Force Protection has since set up a joint venture with General Dynamics Land Systems to bid for the new contract, allowing the company to boost monthly production from 40 to 200 this year and 300 next year by using General Dynamics assembly lines, Force Protection Vice President Mike Aldrich said.

•GDLS-Canada. The firm has partnered with BAE to build mine-resistant vehicles based on the RG-31 Mk5. Under the deal, GDLS-Canada will manage the program and BAE Land Systems will build the vehicles in York, Pa.

The Army ordered 265 of them in October, said Ken Yama****a, corporate affairs manager with GDLS-Canada.

•International Military and Government. The Warrenville, Ill.-based company is a subsidiary of Navistar International, a company that makes 65 percent of U.S. school buses and has about 3,000 trucks in military service, including some heavily armored haulers serving in the Middle East.

•Oshkosh. The Wisconsin-based company is offering the 13-ton Bushmaster armored vehicle used by the Australian Defense Force and Dutch army.

Marketing manager Joquin Salas said the vehicle has endured 12,000 miles of reliability testing, and comes in command-and-control, ambulance and mortar-carrier versions.

•Protected Vehicles. The 2-year-old firm based in Charleston, S.C., says it is close to finishing the Golan, a mine-resistant demonstrator vehicle based on a four-wheel-drive heavily armored and protected vehicle with insensitive explosive reactive armor tiles manufactured by Israel-based Rafael.

The vehicle might be equipped with a lightweight armor composite called ShieldAll.

•Textron Marine and Land Systems. The company is offering two variants of its 30,000-pound Armored Security Vehicle M1117, in service in multiple locations. It is made with ceramic composite armor.

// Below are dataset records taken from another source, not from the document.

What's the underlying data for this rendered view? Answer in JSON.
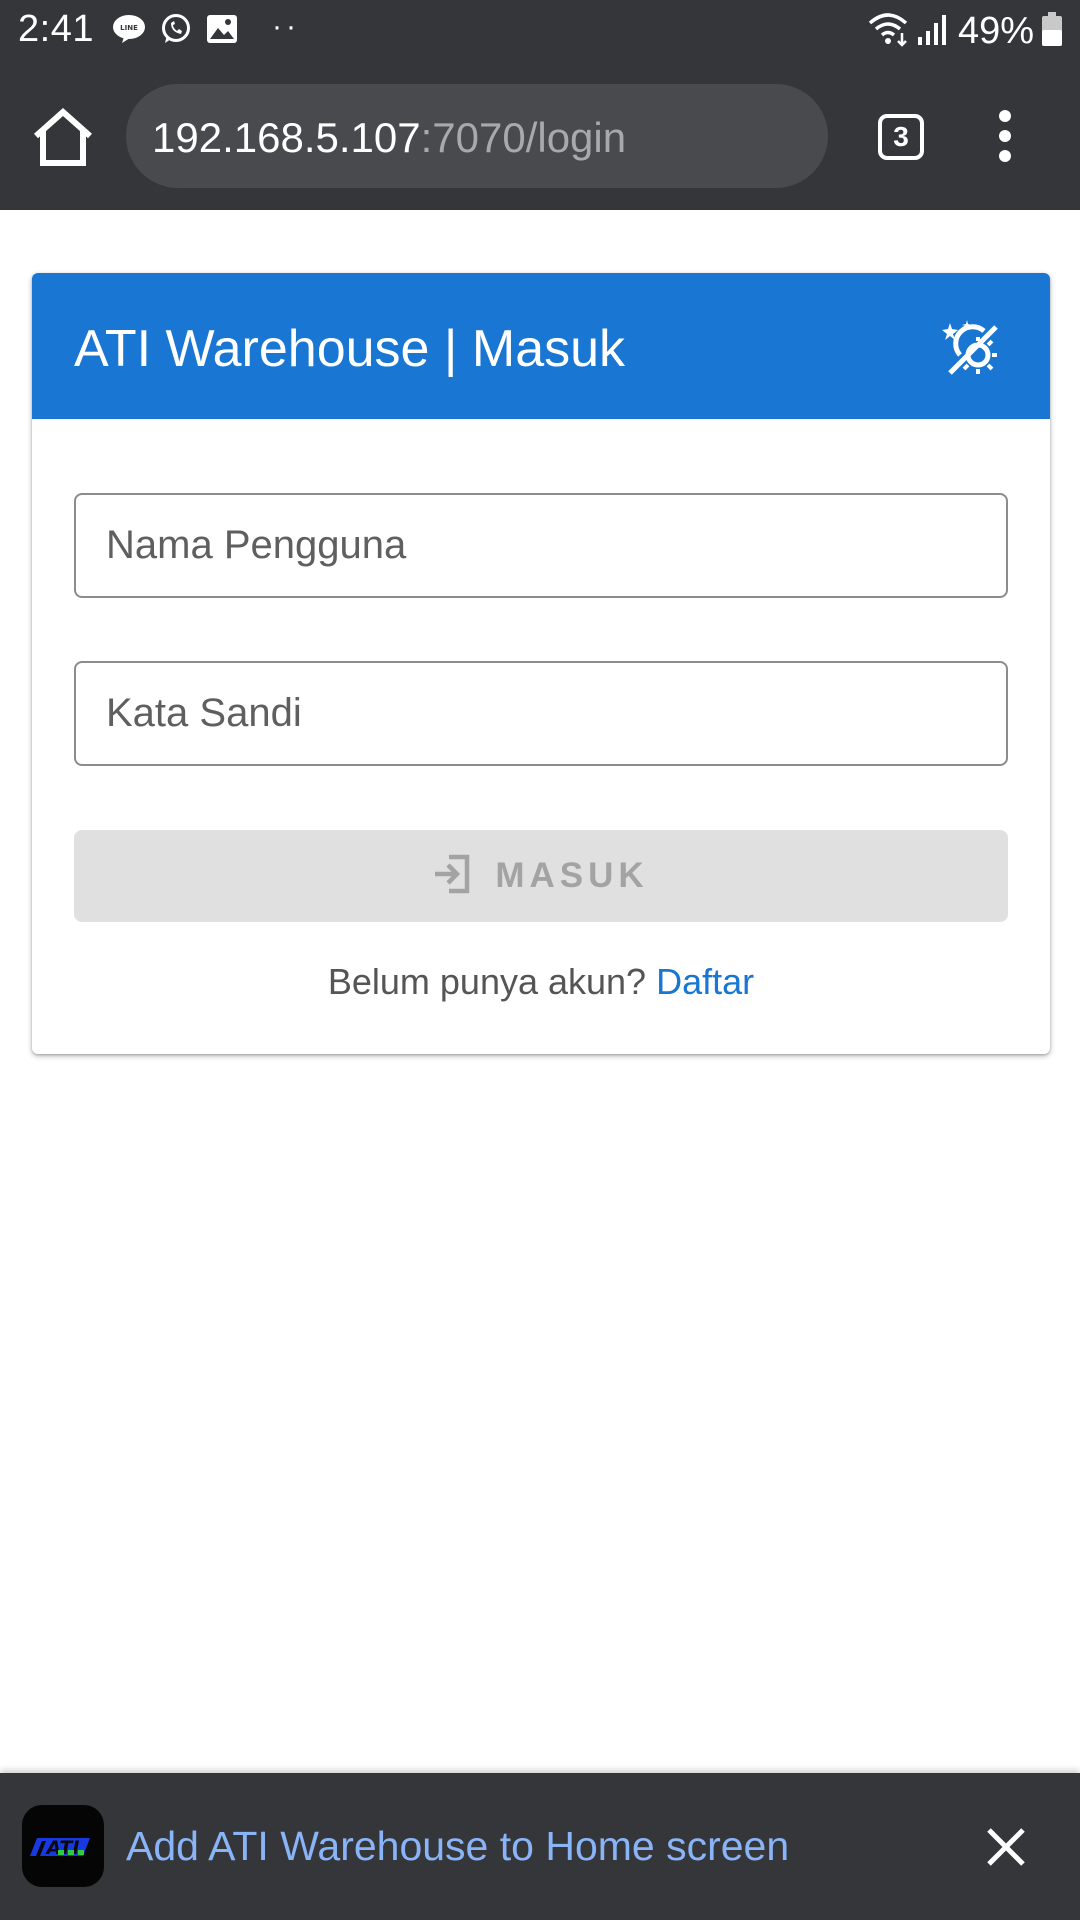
{
  "status_bar": {
    "time": "2:41",
    "notification_icons": [
      "line-app-icon",
      "whatsapp-icon",
      "gallery-icon"
    ],
    "more_notifications": "··",
    "battery_percent": "49%",
    "right_icons": [
      "wifi-icon",
      "signal-icon",
      "battery-icon"
    ]
  },
  "browser": {
    "url_host": "192.168.5.107",
    "url_path": ":7070/login",
    "tab_count": "3",
    "icons": [
      "home-icon",
      "tabs-icon",
      "more-vert-icon"
    ]
  },
  "card": {
    "title": "ATI Warehouse | Masuk",
    "theme_toggle_icon": "theme-toggle-icon",
    "username_label": "Nama Pengguna",
    "password_label": "Kata Sandi",
    "login_button": "MASUK",
    "login_icon": "login-icon",
    "register_prompt": "Belum punya akun?",
    "register_link": "Daftar"
  },
  "install_banner": {
    "logo_text": "ATI",
    "text": "Add ATI Warehouse to Home screen",
    "close_icon": "close-icon"
  },
  "colors": {
    "primary": "#1976d2",
    "chrome_bar": "#35363a",
    "banner_link": "#8ab4f8",
    "disabled_button": "#e0e0e0"
  }
}
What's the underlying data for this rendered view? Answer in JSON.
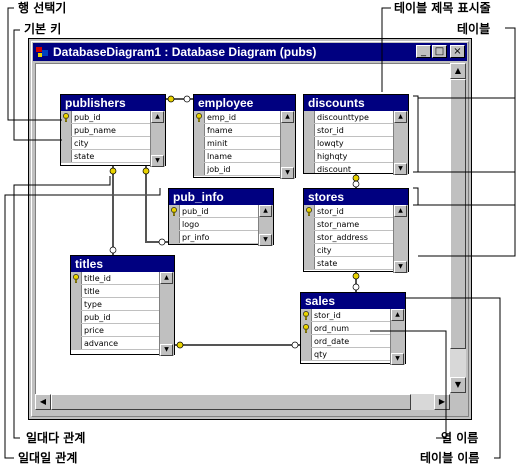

Textron officials say they have more than 600 vehicles in Iraq and have lost only three in combat over almost four years of roadside bomb and rocket-propelled grenade attacks.

“Our approach is a one-piece armor hull. We put a four-wheel suspension on top of that so you have a continuous solid V-shaped hull,” Senior Vice President Tom Walmsley said.

Textron has sold 63 ASVs to the Iraqi civil intervention force and has a new Army contract to make 700 ASV vehicles as part of an old 1,350-vehicle job. Textron makes 48 ASVs per month at its facility in New Orleans.

•Two others. Sealy, Texas-based Armor Holdings and General Purpose Vehicles, based in New Haven, Mich., have not responded to requests to discuss the vehicles they will offer.